The company claims that this will allow developers’ applications to serve end-users with single-digit millisecond (ms) latencies over 5G networks, rather than the more than 100ms latencies that can occur under the current set-up in which application traffic has to travel from a device to a cell tower to metro aggregation sites to regional aggregation sites and to the Internet before it can access resources running in AWS.
Use cases that require this approach include machine learning inference at the edge, autonomous industrial equipment, smart cars and cities, the Internet of Things (IoT), and augmented and virtual reality.
Vodafone Business is collaborating with AWS to make AWS Wavelength available in Europe and it claims that the service will be available first in the UK and Germany on the Vodafone 5G network, before expanding to other Vodafone markets across Europe.
“With Europe’s largest 5G network across 58 cities and as a global leader in IoT with over 90 million connections, Vodafone is pleased to be the first telco to introduce AWS Wavelength in Europe,” said Vinod Kumar, CEO of Vodafone Business. “Faster speeds and lower latencies have the potential to revolutionise how our customers do business, and they can rely on Vodafone’s existing capabilities and security layers within our own network.”
AWS is also partnering with Verizon to make Wavelength available in the US and select Verizon 5G Edge customers are currently piloting it. AWS is also collaborating with SK Telecom and KDDI to launch Wavelength in South Korea and Japan in 2020 and AWS has said more global partners will be coming soon.
With Wavelength, developers can deploy the portions of an application that require ultra-low latency within the 5G network, and then seamlessly connect back to the rest of their application and full range of cloud services running in AWS. AWS customers can use the current AWS APIs, tools, and functionality when working with Wavelength.
To deploy their application to the 5G edge, developers extend their Amazon Virtual Private Cloud (VPC) to include a Wavelength Zone and then create AWS resources like Amazon Elastic Compute Cloud (EC2) instances, Amazon Elastic Block Storage (EBS) volumes, and AWS Elastic Container Service (ECS) and Amazon Elastic Kubernetes Services (EKS) containers. Developers can continue to use AWS services to manage, secure, and scale their applications such as AWS CloudFormation, AWS Identity and Access Management (IAM), and AWS Auto Scaling.

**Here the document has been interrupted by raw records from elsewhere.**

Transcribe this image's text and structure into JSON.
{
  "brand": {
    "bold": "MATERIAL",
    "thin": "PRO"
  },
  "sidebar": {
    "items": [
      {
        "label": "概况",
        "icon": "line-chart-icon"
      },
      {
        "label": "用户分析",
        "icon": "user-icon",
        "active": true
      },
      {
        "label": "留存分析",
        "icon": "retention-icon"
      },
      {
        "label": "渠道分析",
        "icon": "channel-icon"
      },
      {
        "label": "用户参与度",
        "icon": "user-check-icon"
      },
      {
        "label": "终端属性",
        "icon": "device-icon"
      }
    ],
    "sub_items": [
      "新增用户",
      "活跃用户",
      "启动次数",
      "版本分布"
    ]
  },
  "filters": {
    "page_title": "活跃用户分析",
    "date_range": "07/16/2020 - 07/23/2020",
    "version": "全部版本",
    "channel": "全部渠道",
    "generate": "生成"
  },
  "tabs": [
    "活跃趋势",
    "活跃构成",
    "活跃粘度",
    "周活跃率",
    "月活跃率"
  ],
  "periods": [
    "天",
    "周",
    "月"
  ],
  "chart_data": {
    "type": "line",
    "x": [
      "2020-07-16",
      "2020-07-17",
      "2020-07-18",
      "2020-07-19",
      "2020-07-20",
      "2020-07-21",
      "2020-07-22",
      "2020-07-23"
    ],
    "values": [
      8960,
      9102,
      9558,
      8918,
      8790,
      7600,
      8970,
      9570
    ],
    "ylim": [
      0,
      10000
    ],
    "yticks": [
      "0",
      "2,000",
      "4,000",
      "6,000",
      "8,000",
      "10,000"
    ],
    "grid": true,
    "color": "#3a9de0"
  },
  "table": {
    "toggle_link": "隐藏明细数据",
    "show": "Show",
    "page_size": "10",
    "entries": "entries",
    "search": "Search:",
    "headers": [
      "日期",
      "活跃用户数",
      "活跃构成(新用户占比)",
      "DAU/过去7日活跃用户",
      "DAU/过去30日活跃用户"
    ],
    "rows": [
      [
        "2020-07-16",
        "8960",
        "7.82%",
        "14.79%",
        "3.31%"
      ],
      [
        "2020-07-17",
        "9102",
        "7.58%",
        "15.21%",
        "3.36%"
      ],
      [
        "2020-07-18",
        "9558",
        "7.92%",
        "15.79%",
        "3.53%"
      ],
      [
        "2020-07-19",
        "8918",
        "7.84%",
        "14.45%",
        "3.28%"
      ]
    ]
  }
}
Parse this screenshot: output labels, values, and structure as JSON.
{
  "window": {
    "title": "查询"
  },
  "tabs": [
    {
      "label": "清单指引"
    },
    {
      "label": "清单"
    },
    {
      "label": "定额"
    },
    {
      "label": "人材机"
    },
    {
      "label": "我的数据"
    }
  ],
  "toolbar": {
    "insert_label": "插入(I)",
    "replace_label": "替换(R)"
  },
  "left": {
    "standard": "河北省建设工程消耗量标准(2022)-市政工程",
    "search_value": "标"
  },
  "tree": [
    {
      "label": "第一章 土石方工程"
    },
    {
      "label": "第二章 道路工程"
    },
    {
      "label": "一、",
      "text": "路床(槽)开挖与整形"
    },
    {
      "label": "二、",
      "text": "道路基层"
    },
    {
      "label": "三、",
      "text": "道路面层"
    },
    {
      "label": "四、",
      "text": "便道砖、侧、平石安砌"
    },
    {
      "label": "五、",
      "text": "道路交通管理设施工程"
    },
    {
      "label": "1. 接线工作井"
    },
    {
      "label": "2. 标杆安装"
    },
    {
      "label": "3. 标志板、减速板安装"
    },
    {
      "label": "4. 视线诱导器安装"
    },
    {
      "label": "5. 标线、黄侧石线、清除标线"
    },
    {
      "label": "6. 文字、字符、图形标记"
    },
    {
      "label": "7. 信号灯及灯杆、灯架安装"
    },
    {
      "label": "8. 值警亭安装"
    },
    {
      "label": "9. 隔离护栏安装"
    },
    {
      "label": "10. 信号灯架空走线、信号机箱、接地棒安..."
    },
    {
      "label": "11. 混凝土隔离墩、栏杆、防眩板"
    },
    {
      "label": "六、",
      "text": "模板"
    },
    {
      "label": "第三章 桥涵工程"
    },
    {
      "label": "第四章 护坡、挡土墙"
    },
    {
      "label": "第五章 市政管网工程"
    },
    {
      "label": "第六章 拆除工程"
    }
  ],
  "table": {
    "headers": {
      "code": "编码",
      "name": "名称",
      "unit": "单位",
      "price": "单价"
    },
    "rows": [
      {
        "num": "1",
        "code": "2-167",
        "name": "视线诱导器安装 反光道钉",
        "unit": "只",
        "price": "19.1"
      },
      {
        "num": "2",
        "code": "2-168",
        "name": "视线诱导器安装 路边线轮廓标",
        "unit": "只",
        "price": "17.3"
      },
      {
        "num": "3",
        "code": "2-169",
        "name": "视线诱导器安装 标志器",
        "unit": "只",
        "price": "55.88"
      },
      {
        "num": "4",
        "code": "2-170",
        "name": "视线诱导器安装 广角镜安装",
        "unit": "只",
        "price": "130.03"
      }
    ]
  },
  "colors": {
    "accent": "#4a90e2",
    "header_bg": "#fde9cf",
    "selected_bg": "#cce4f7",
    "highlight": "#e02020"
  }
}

“With Wavelength, we bring 5G and cloud together to give our customers the powerful new capability to run cloud services consistently within a few milliseconds of mobile end-users,” said Matt Garman, vice president compute services, AWS. “This is a game changer for developers that is going to unlock a whole new generation of applications and services. We are really excited to see our customers innovate with these unique new capabilities that they did not have access to before.”
Varjo Technologies Oy is based in Helsinki and is creating hardware and software for VR/AR/XR computing devices, merging the real and digital worlds together in human-eye resolution. Niko Eiden, founder and CEO, Varjo, said: “Not too far down the road, our technology will be fully wireless, collaborative mixed reality. And this workspace of the future needs to be rendered in the cloud – with millions of pixels of extremely high-resolution, uncompressed content with single-digit millisecond latencies delivered to our devices – whether on premises at carmakers or in remote sites, through 5G.
"Now, instead of having to develop expensive local computing services that would be impossible to run on a battery-operated device, we can use edge computing to scale the rendering power and the business of our industrial-grade VR/MR from thousands to hundreds of thousands of units. Having access to the power of the AWS Cloud, together with 5G’s high bandwidth, low latency, and increased connectivity, is vital to our ability to deliver professional immersive computing experiences and to grow our business."